Toutes ces sensibilités existaient et existent encore pour certaines aujourd'hui. Et ce que fait Paul, et que nous essayons de faire à sa suite, c'est justement de ne pas renoncer à nos différences et nos particularités mais de toujours comprendre qu'elles ne sont pas essentielles. Que chacune de nos Églises comprend à sa manière l'appel de l'Esprit et s'attache à rendre sa foi vivante et agissante pour le bien de l'humanité d'une manière cohérente avec son histoire et avec ce qu'elle peut comprendre de l'Évangile. Que ce qui compte, c'est l'affirmation du seul Seigneur qui importe, Jésus le Christ.

 

Quand Paul affirme qu'il n'y a qu'un seul baptême, il fait une référence directe aux pratiques des diverses Églises de son temps.
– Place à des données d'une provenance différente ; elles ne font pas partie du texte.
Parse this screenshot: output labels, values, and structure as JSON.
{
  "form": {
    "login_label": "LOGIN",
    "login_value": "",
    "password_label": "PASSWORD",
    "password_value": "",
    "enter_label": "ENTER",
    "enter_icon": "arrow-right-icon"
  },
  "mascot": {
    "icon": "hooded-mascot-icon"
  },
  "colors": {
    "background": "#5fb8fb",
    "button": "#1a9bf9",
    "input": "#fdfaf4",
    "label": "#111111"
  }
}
Il pouvait arriver que les baptisés se vantent d'avoir été baptisés par tel ou tel apôtre, plus important que les autres et leur baptême serait alors plus efficace, plus vrai, plus juste que celui des autres. S'établirait ainsi une sorte de hiérarchies des saints, tous étant égaux devant Dieu mais certains étant plus égaux que d'autres. C'est ce que refuse catégoriquement Paul, l'apôtre. D'où son insistance sur cette unité réalisée en Christ et en Christ seul. Nous ne pourrions imaginer un instant que les chrétiens de Oberhergheim se considèrent supérieurs à ceux de Niederhergheim. C'est contre une telle idée que se dresse l'apôtre Paul lorsqu'il écrit aux chrétiens d'Éphèse. Catholiques romains ou protestants calvinistes ou luthériens, nous n'avons pas les mêmes pratiques, les mêmes compréhensions des choses. Nous avons des lectures diverses de l'Évangile et de la Bible en général. Nous n'entendons pas les mêmes choses dans les mots de nos confessions de foi mais ce qui importe c'est de nous reconnaître comme porteurs d'une même espérance : celle d'un monde où l'amour de Dieu et l'amour du prochain se matérialise dans les termes du prophète Ésaïe.

 

« Détache les chaînes de la méchanceté, Dénoue les liens de la servitude, Renvoie libres les opprimés, Et que l’on rompe toute espèce de joug ; (…) Alors ta lumière poindra comme l’aurore, Et ta guérison germera promptement ; Ta justice marchera devant toi, Et la gloire de l’Éternel t’accompagnera. » (Ésaïe 58, 6, 8). Cette espérance partagée de ce que nous appelons le Royaume de Dieu où la liberté et la fraternité l'emporteront sur tout esprit de domination et de puissance, nous en sommes les responsables. Elle nous est donnée, elle nous est confiée et nous avons à en faire une lumière, non seulement pour nos communautés chrétiennes mais aussi pour le monde dans lequel nous sommes placés.

 

Que ce monde puisse voir dans les Églises, la richesse de la diversité, vécue, affirmée et souhaitée, voilà un témoignage que nous rendons aujourd'hui à Biltzheim et qui porte notre prière pour cette unité des chrétiens, déjà réalisée en Jésus-Christ.